Lab 7: Data Locality and Cache blocking
cp -r ~cs61c/labs/sp11/07 ./lab7
If you recall, matrices are 2-dimensional data structures wherein each data element is accessed via two indices. To multiply two matrices, we can simply use 3 nested loops:
for (int i = 0; i < n; i++)
for (int j = 0; j < n; j++)
for (int k = 0; k < n; k++)
C[i+j*n] += A[i+k*n] * B[k+j*n];
assuming that matrices A, B and C are all n-by-n and stored in one-dimensional column-major arrays. Matrix multiplication operations are at the heart of many linear algebra algorithms, and efficient matrix multiplication is critical for many applications within the applied sciences.
In the above code, note that the loops are ordered i,j,k. Thus, considering the innermost “k” loop, we move through B with stride 1, A with stride n and C with stride 0. To compute the matrix multiplication correctly, the loop order doesn’t matter.
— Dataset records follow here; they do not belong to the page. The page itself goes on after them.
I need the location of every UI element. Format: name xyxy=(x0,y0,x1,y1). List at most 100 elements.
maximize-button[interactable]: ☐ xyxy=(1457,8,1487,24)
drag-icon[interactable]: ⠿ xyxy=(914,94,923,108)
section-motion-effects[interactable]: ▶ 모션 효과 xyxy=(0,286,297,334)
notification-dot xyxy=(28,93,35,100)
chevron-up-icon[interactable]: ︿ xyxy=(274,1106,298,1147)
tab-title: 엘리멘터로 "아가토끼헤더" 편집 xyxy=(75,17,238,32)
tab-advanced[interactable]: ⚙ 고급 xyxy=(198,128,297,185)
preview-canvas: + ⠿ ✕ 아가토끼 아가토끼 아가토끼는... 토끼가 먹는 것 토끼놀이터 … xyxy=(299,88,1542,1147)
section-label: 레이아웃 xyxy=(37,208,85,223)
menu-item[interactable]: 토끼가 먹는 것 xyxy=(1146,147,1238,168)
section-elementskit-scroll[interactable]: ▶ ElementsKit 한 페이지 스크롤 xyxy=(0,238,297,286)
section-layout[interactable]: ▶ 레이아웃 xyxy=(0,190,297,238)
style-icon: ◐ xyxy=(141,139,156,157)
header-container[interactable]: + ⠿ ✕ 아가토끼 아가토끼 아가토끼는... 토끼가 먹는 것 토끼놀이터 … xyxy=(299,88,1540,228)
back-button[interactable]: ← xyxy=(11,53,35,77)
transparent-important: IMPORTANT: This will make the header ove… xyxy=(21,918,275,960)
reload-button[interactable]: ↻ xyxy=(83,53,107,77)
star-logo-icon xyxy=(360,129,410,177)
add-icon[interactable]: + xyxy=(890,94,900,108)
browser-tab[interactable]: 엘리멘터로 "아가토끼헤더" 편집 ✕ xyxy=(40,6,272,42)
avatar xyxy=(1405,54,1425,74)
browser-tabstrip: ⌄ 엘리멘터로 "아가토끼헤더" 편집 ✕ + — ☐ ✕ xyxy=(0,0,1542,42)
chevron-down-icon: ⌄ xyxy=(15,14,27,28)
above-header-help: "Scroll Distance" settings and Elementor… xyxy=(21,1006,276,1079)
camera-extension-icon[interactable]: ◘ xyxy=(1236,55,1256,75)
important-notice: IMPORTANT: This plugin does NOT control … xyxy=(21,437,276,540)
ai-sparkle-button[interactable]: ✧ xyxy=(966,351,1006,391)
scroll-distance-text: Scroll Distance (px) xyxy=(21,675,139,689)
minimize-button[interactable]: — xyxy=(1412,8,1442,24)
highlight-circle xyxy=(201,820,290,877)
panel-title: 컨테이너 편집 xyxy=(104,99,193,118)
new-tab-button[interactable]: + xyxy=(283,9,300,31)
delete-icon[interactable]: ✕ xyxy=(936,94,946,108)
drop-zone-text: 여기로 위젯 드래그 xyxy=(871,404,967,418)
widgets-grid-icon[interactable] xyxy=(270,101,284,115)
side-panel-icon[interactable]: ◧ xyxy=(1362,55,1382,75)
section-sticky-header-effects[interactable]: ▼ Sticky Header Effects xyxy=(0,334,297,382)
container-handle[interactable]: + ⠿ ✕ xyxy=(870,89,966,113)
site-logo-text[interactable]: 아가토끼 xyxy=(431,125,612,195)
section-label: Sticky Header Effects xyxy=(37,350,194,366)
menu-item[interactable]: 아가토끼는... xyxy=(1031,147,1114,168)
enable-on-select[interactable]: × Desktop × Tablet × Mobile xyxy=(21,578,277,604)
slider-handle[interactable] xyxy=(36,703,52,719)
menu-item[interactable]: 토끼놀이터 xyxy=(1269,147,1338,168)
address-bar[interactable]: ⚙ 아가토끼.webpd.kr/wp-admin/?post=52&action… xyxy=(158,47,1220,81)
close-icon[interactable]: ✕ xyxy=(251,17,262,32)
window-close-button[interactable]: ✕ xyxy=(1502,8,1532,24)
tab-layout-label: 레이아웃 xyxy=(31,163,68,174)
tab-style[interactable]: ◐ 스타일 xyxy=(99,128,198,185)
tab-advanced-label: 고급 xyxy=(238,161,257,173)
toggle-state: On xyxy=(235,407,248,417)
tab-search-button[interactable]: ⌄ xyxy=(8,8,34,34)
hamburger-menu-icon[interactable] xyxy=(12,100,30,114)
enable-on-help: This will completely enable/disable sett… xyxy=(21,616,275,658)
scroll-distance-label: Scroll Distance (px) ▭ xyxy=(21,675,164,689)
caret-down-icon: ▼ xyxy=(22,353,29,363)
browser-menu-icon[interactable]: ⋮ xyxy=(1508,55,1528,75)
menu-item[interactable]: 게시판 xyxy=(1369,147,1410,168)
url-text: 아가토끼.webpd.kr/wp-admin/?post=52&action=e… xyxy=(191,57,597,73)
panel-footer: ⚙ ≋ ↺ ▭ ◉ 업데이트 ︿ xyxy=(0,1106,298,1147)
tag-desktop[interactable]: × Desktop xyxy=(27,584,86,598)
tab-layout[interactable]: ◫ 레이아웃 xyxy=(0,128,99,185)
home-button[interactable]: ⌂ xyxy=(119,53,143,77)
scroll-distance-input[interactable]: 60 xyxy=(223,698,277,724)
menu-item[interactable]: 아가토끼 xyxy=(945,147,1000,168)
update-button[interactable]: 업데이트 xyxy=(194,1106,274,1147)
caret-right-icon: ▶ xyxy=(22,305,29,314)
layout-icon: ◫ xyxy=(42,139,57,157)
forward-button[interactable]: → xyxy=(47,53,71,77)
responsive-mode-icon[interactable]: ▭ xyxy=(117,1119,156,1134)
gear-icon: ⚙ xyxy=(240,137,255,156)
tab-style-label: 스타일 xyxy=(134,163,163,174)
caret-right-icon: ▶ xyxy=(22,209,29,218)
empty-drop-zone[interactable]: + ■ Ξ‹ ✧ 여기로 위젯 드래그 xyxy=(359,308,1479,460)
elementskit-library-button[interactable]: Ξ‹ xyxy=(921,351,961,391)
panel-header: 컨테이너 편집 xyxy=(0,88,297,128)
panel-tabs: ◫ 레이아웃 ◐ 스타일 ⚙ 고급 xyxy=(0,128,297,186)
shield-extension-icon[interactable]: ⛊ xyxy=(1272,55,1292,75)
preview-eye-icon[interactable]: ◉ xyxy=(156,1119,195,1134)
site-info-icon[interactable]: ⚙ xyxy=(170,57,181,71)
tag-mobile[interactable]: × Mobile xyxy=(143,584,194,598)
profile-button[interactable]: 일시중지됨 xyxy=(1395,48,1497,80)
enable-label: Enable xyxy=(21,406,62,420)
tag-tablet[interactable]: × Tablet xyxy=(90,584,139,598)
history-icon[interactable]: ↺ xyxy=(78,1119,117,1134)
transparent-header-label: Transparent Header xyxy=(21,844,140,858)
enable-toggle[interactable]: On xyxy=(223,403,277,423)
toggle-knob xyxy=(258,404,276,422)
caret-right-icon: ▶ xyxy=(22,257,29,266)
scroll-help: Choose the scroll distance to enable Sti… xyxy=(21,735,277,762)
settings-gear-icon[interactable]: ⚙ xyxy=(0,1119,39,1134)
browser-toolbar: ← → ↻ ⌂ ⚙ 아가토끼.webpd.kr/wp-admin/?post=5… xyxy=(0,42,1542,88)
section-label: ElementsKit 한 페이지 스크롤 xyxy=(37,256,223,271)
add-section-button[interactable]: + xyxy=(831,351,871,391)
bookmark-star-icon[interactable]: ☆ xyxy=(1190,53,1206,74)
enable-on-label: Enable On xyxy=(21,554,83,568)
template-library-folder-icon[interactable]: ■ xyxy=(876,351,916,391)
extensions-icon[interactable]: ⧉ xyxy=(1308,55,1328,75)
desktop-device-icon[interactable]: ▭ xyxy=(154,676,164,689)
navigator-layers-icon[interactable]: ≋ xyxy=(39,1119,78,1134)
However, how we choose to stride though the matrices can have a large impact on performance as it can break the assumption of spacial locality that is critical for good cache performance.
Sometimes, we wish to swap the rows and columns of a matrix. This operation is called a “transposition”, and an efficient implementation can be quite helpful while performing more-complicated linear algebra operations. The transpose of matrix A is often denoted as AT.
In the above code for matrix multiplication, note that we are striding across the entire matrices to compute a single value of C. As such, we are constantly accessing new values from memory and obtain very little reuse of cached data! We can improve the amount of data reuse in cache by implementing a technique called cache blocking. More formally, cache blocking is a technique that attempts to reduce the cache miss rate by improving the temporal and/or spacial locality of memory accesses. In the case of matrix transposition we consider completing the transposition one block at a time.
In the above image, each block Aij of matrix A is transposed into its final location in the output matrix. With this scheme, we significantly reduce the magnitude of the working set in cache at any one point in time. This (if implemented correctly) will result in a substantial improvement in performance. For this lab, you will implement a cache blocking scheme for matrix transposition and analyze its performance. As a side note, you will be required to implement several levels of cache blocking for matrix multiplication for Project 3.
If you glance within matrixMultiply.c, you’ll notice that the file contains an implementation of matrix multiply that is performed with 3 simple loops. Compile and run this code. (Note: Make sure to use the “-O3” flag to turn on compiler optimizations)
Compile and run the naive matrix transposition implemented in transpose.c (Again, make sure to use the “-O3” flag when you compile!).